Swit­ching und Ver­ka­be­lung wer­den dann wich­tig, wenn du PoE-Gerä­te hast (Access Points, VoIP-Tele­fo­ne, Kame­ras). Wenn PoE nicht reicht oder Ports feh­len, wird mit Stecker­netz­tei­len und Mehr­fach­lei­sten impro­vi­siert. Das funk­tio­niert – bis zum ersten Umbau.

Eine prag­ma­ti­sche Regel: Lie­ber ein­mal sau­ber ver­ka­beln und doku­men­tie­ren, als drei­mal „tem­po­rär“ umstecken. Doku­men­ta­ti­on muss kein Hand­buch sein. Ein aktu­el­ler Netz­plan, Beschrif­tung und Zugangs­da­ten im Pass­wort-Mana­ger rei­chen oft.
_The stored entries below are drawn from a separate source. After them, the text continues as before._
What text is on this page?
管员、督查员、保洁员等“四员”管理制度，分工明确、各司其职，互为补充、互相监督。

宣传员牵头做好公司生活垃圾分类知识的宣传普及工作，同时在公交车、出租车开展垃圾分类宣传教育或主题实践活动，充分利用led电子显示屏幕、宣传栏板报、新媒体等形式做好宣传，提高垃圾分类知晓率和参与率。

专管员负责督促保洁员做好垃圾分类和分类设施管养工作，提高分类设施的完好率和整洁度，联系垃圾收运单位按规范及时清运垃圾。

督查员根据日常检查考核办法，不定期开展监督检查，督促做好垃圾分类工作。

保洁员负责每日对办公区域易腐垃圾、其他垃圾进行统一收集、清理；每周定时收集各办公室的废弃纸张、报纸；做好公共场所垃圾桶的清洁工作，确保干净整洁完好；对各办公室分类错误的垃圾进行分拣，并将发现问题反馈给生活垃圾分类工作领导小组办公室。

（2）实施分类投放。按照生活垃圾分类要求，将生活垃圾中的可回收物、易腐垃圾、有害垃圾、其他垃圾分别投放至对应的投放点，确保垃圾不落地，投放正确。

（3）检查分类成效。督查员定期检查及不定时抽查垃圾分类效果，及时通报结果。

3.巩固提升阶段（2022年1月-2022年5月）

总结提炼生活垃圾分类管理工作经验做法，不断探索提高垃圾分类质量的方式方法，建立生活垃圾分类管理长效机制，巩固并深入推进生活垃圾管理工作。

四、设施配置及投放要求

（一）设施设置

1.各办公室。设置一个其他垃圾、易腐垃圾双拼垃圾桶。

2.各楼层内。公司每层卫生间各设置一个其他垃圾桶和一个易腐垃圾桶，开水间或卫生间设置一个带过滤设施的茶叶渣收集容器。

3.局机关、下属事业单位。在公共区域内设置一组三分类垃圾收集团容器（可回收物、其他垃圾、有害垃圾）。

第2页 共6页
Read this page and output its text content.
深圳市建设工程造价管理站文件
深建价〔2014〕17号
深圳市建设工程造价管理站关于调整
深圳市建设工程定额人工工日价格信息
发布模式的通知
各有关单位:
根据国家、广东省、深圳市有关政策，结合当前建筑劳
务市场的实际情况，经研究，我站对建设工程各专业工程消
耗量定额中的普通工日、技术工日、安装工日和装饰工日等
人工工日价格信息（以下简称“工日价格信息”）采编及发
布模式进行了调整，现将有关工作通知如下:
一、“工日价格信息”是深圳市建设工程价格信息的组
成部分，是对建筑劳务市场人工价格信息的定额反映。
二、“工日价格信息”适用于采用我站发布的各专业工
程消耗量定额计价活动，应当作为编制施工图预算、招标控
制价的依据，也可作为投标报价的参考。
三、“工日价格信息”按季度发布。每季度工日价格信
„Es kommt drauf an“: Cloud-only vs. ein biss­chen Infrastruktur

Nicht jedes Start­up braucht Ser­ver vor Ort. Vie­le kom­men mit SaaS und gema­nag­ten Ser­vices her­vor­ra­gend klar.

Trotz­dem gibt es Fäl­le, wo loka­le Infra­struk­tur Sinn ergibt: wenn ihr spe­zi­el­le Soft­ware habt, die lokal bes­ser läuft, wenn ihr gro­ße Daten­men­gen im LAN bewegt oder wenn ihr in Umge­bun­gen mit insta­bi­ler Inter­net­an­bin­dung arbei­tet. Auch hier gilt: nicht ideo­lo­gisch. Ent­schei­dend ist, was eure Arbeits­fä­hig­keit erhöht und den Betrieb vereinfacht.

Wenn du loka­le Syste­me hast, denk an Strom und Aus­fall­schutz. Eine klei­ne USV für kri­ti­sche Kom­po­nen­ten (Fire­wall, Switch, ggf. Inter­net­mo­dem) kann bei kur­zen Strom­un­ter­brü­chen den Unter­schied machen zwi­schen „kur­zer Schluck­auf“ und „alles tot“.

So triffst du Ent­schei­dun­gen ohne Buzzword-Bingo

Wenn du kei­ne Lust auf Archi­tek­tur-Pit­ches hast, stell dir drei Fragen.

Erstens: Was ist der Aus­fall, der uns am mei­sten scha­det – Inter­net, Tele­fo­nie, WLAN, Zugrif­fe? Zwei­tens: Was müs­sen wir in 30 Tagen schaf­fen, damit der All­tag ruhi­ger wird? Drit­tens: Was darf in 12 Mona­ten nicht neu gemacht werden?

Damit kommst du zu Ent­schei­dun­gen, die prag­ma­tisch sind: Fall­back ein­pla­nen, Gäste tren­nen, Tele­fo­nie rich­tig rou­ten, Stan­dards defi­nie­ren. Das ist nicht gla­mou­rös, aber es bringt Ruhe.

Wenn du das nicht neben­bei stem­men willst, lohnt sich ein Part­ner, der nicht ver­kauft, son­dern betreibt. Ein Bei­spiel: Con­nec­tics setzt für Start­ups und KMU ska­lier­ba­re Cloud-Tele­fo­nie auf Basis von 3CX (CH-Hosting), SIP-Trunks, DECT- und Tisch­te­le­fo­nie sowie die kon­kre­ten Num­mern­plan- und Rou­ting-Set­ups um – plus Sup­port mit per­sön­li­chem Ansprech­part­ner statt Ticket-Marathon.

Eine rea­li­sti­sche Check­li­ste für den näch­sten Schritt

Wenn du heu­te etwas ver­bes­sern willst, fang nicht mit „Too­ling“ an, son­dern mit Klar­heit. Prü­fe, ob du euer Netz­werk in inter­ne Nut­zung und Gäste tren­nen kannst, ob eure Tele­fo­nie zen­tra­le Ruf­num­mern sau­ber abbil­det und ob ihr ein ein­fa­ches Aus­fall­kon­zept habt, das auch jemand aus­ser­halb der IT versteht.

Der beste Zeit­punkt, das zu ord­nen, ist nicht „wenn wir Zeit haben“. Es ist genau dann, wenn es noch klein genug ist, um schnell umzu­bau­en – und gross genug, dass Sta­bi­li­tät jeden Tag Geld wert ist.

Am Ende geht es nicht dar­um, eine per­fek­te IT zu besit­zen. Es geht dar­um, dass dein Team arbei­ten kann, Anru­fe sau­ber ankom­men und Wachs­tum nicht jedes Mal eine neue Bau­stel­le aufmacht.